04 September 2010

Vigilantes and the rule of law

Having caught up with invoicing and dome a question for the LexisNexis National Constitutional Law Moot (inc immortalising, if that's the word, a colleague's favourite hen) I've finished Christoph Rehmann-Sutter and Hansjakob Mueller (eds), Disclosure Dilemmas: Ethics of Genetic Prognosis after the ‘Right to Know/Not to Know’ Debate (Ashgate, 2009) and am reading Martin Dimitrov's Piracy and the State: The Politics of Intellectual Property Rights in China (Cambridge University Press, 2009), which considers state capacity in discussing the enforcement of intellectual property rights in the People's Republic. 

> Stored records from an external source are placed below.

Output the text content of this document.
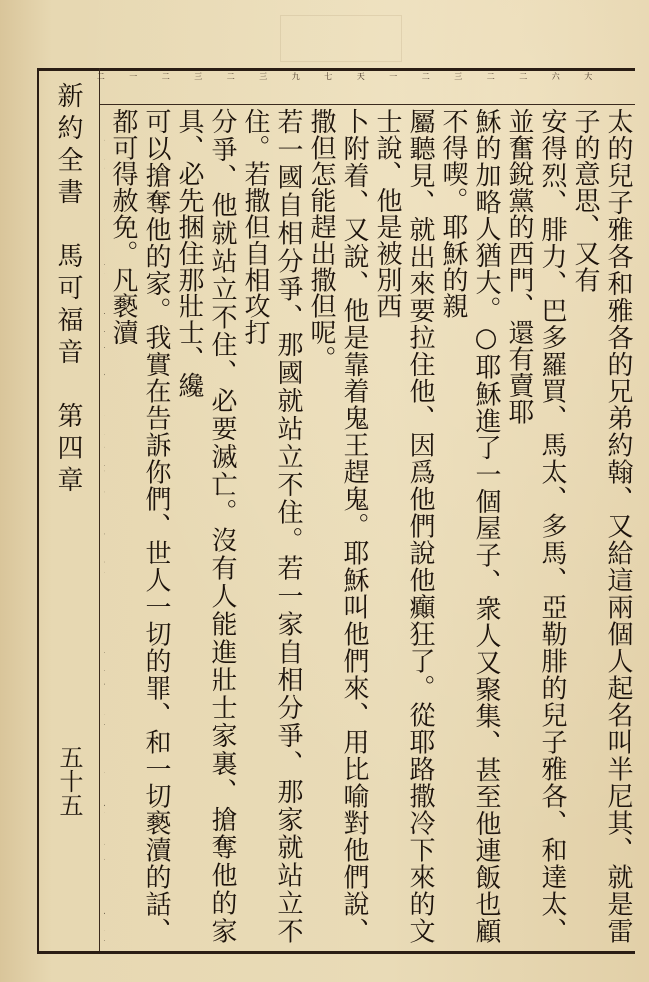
大
六
二
二
三
二
一
天
七
九
三
二
三
二
一
二
新約全書　馬可福音　第四章
五十五	太的兒子雅各和雅各的兄弟約翰、又給這兩個人起名叫半尼其、就是雷子的意思、又有
安得烈、腓力、巴多羅買、馬太、多馬、亞勒腓的兒子雅各、和達太、並奮銳黨的西門、還有賣耶
穌的加略人猶大。○耶穌進了一個屋子、衆人又聚集、甚至他連飯也顧不得喫。耶穌的親
屬聽見、就出來要拉住他、因爲他們說他癲狂了。從耶路撒冷下來的文士說、他是被別西
卜附着、又說、他是靠着鬼王趕鬼。耶穌叫他們來、用比喻對他們說、撒但怎能趕出撒但呢。
若一國自相分爭、那國就站立不住。若一家自相分爭、那家就站立不住。若撒但自相攻打
分爭、他就站立不住、必要滅亡。沒有人能進壯士家裏、搶奪他的家具、必先捆住那壯士、纔
可以搶奪他的家。我實在告訴你們、世人一切的罪、和一切褻瀆的話、都可得赦免。凡褻瀆
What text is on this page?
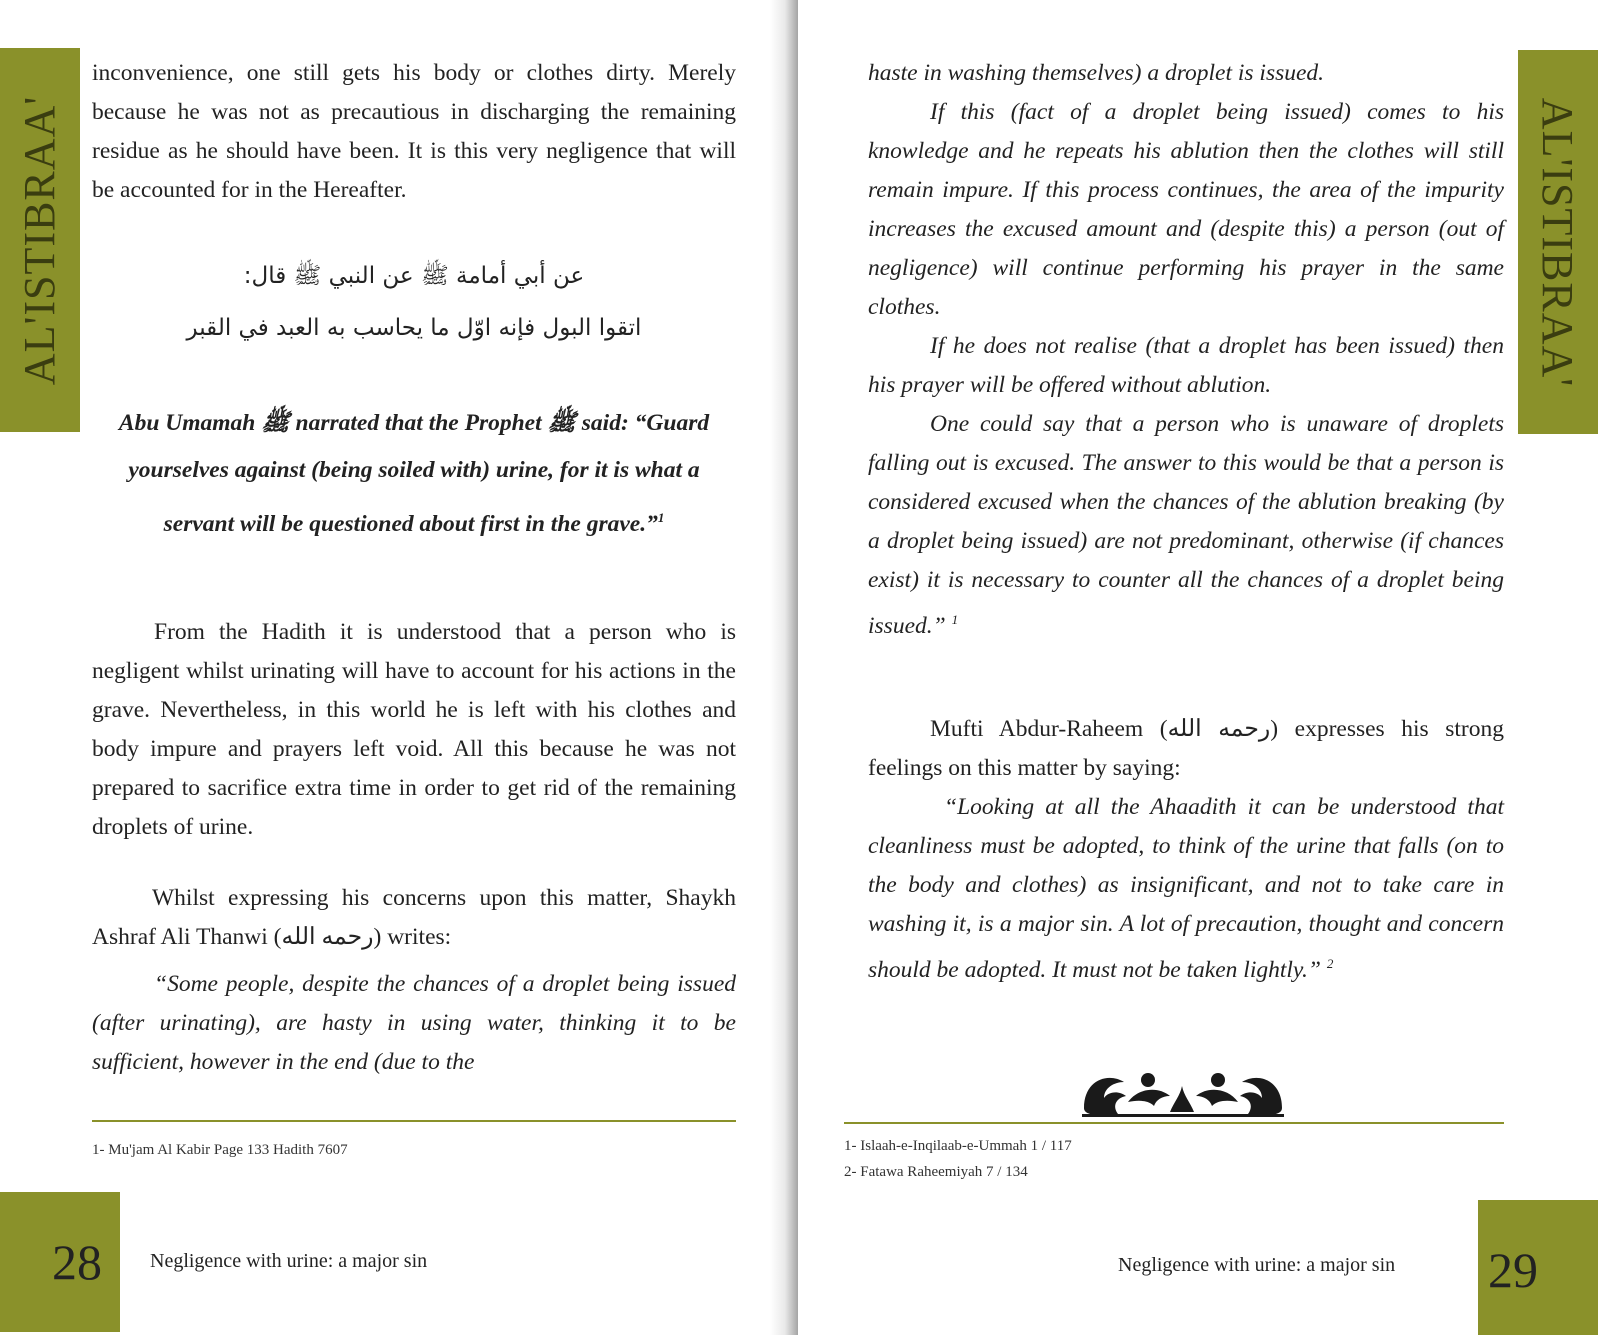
AL'ISTIBRAA'

inconvenience, one still gets his body or clothes dirty. Merely because he was not as precautious in discharging the remaining residue as he should have been. It is this very negligence that will be accounted for in the Hereafter.

عن أبي أمامة ﷺ عن النبي ﷺ قال:

اتقوا البول فإنه اوّل ما يحاسب به العبد في القبر

Abu Umamah ﷺ narrated that the Prophet ﷺ said: “Guard yourselves against (being soiled with) urine, for it is what a servant will be questioned about first in the grave.”$^1$

From the Hadith it is understood that a person who is negligent whilst urinating will have to account for his actions in the grave. Nevertheless, in this world he is left with his clothes and body impure and prayers left void. All this because he was not prepared to sacrifice extra time in order to get rid of the remaining droplets of urine.

Whilst expressing his concerns upon this matter, Shaykh Ashraf Ali Thanwi (رحمه الله) writes:

“Some people, despite the chances of a droplet being issued (after urinating), are hasty in using water, thinking it to be sufficient, however in the end (due to the

1- Mu'jam Al Kabir Page 133 Hadith 7607

28 Negligence with urine: a major sin
AL'ISTIBRAA'

haste in washing themselves) a droplet is issued.

If this (fact of a droplet being issued) comes to his knowledge and he repeats his ablution then the clothes will still remain impure. If this process continues, the area of the impurity increases the excused amount and (despite this) a person (out of negligence) will continue performing his prayer in the same clothes.

If he does not realise (that a droplet has been issued) then his prayer will be offered without ablution.

One could say that a person who is unaware of droplets falling out is excused. The answer to this would be that a person is considered excused when the chances of the ablution breaking (by a droplet being issued) are not predominant, otherwise (if chances exist) it is necessary to counter all the chances of a droplet being issued.” $^1$

Mufti Abdur-Raheem (رحمه الله) expresses his strong feelings on this matter by saying:

“Looking at all the Ahaadith it can be understood that cleanliness must be adopted, to think of the urine that falls (on to the body and clothes) as insignificant, and not to take care in washing it, is a major sin. A lot of precaution, thought and concern should be adopted. It must not be taken lightly.” $^2$

1- Islaah-e-Inqilaab-e-Ummah 1 / 117

2- Fatawa Raheemiyah 7 / 134

Negligence with urine: a major sin 29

 The Summary Crime blog meanwhile offers a perceptive post on vigilantism and recent Victorian judicial decisions, such as Sumner v The Queen [2010] VSCA 221

 Martin Krygier offers a 53 page paper on 'Four Puzzles about the Rule of Law: Why, what, where? And who cares?' (University of New South Wales Faculty of Law Research Series 2010. Working Paper 22, June 2010) [PDF]. Krygier comments that -
Rule of law is today an international hurrah term, on the lips of every development agency, offered as a support for economic growth, democracy, human rights, and much else. RoL promotion is booming. Lots of people and organizations are contracted to work on it, lots of money is spent on it, lots of academics study it. To a partisan of the rule of law, and I am one, that should be good news, and in a way it is. But only in a way. For it is hard to boast of much success in actually fostering it, let alone understanding what the 'it' is. Nor, given the proliferation of people wanting a slice of it, is it as clear as it once may have seemed, what it might be good for. Some still doubt whether it is good for much at all. Over some 30 years, I have struggled to reach some clarity about the rule of law and why, as I believe, it matters so. This paper gives some account of the reasons for the quest, some of the dragons that needed to be slain along the way, the glittering but elusive prize, and why, after so long a trek, there still appear to be long tunnels at the end of the light. Central among the many unclarities that attend the rule of law are those named in the title of this paper. I move through this array of puzzles, in the order in which they appear there. One could rearrange the order, and many do, but I suggest that is unwise. I conclude by reflecting on the extent to which where we stand in relation to the rule of law often depends on where we sit. The concept has today become so protean, partly because people can have so many reasons for being interested in it. That can lead to confusion, but it also can reflect real differences in perspective. I distinguish between two such perspectives that matter over a broad range. One is that appropriate to efforts to establish the rule of law where it has not been much in evidence. The attempt, always difficult and often fruitless, is to generate it. The other occurs where the rule of law is already in place and more or less well established. People seek to analyze it, and may well want to defend it or criticize or improve it. However they have it and can draw on it, though they might well want more or better of it. Before we say what the rule of law is, what it depends on, and what it’s worth, it helps to clarify who is asking, and in what circumstances.